Wednesday, 27 May 2009
Gulangyu's Rubgy Invasion
Xiamen. Until a few months ago, Xiamen was just another port city in China that I only ever saw in supplier quotations. All that was to change a few months ago, though, when our (very much social) rugby union team were approached by the Xiamen Typhoons. Set up a couple of years ago, the Typhoons had yet to play a competitive match. With a few enthusiasts and many players who’d never laid eyes on the revered egg-shaped ball, they’d previously focussed on training and touch rugby matches. Now was time for a coming-out party.
And what a party. With the enthusiastic backing of the local community, and fantastic support from the business community, the Typhoons set about arranging the inaugural Xiamen Gulangyu 10s tournament.

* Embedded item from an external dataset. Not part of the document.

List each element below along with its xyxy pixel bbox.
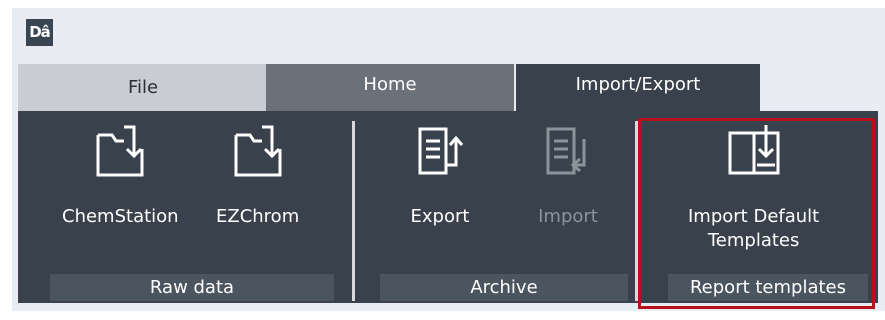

With just four teams (the Typhoons and Hong Kong’s Happy Valley Griffins were joined by the Guangzhou Rams and the Shanghai Hairy Crabs), the tournament would take place over just one day, with late kick-offs and plenty of time for the main event – the beach party. With painful memories of the recent Manila 10s tournament (leaving the hotel at 7 am two days running to get to the ground in time, and then hanging around until late), this sounded like heaven.
The cherry on the top of this rugby-flavoured icing was the ground on which the tournament took place. Gulangyu Island is to Xiamen as Shamian is to Guangzhou. A tiny colonial enclave, Gulangyu boasts no cars, some stunning architecture, and a 111-year old football pitch. Our mission was to show Gulangyu what they’d been missing all these years and, for the first time in its 111-year history, pick up the ball and run with it. That’s right, this was to be the first every rugby played on the beautiful Gulangyu pitch.
The Typhoons and Gulangyu ground staff had done a fantastic, innovative, job preparing for us. There were beer and food tents, plenty of shade and seats, and rugby posts approximated by leaving the football goals and adding bamboo uprights! So to the rugby. Luring the competition into a false sense of security with our receding hairlines, beer bellies, and magnificent tour shirts, we won the tournament. And then on to the beach party, to watch the moon rise over Taiwan in the distance, accompanied by fireworks. Spectacular. We may have won the rugby, but we were soundly beaten in the drinking ‘boat race,’ and didn’t fare much better on the bucking bronco either. Details, details.
I can’t wait for next year. My name will be first on the list for this tour, and I hope to spend a few extra days in Xiamen to see more of what looks like a fascinating place.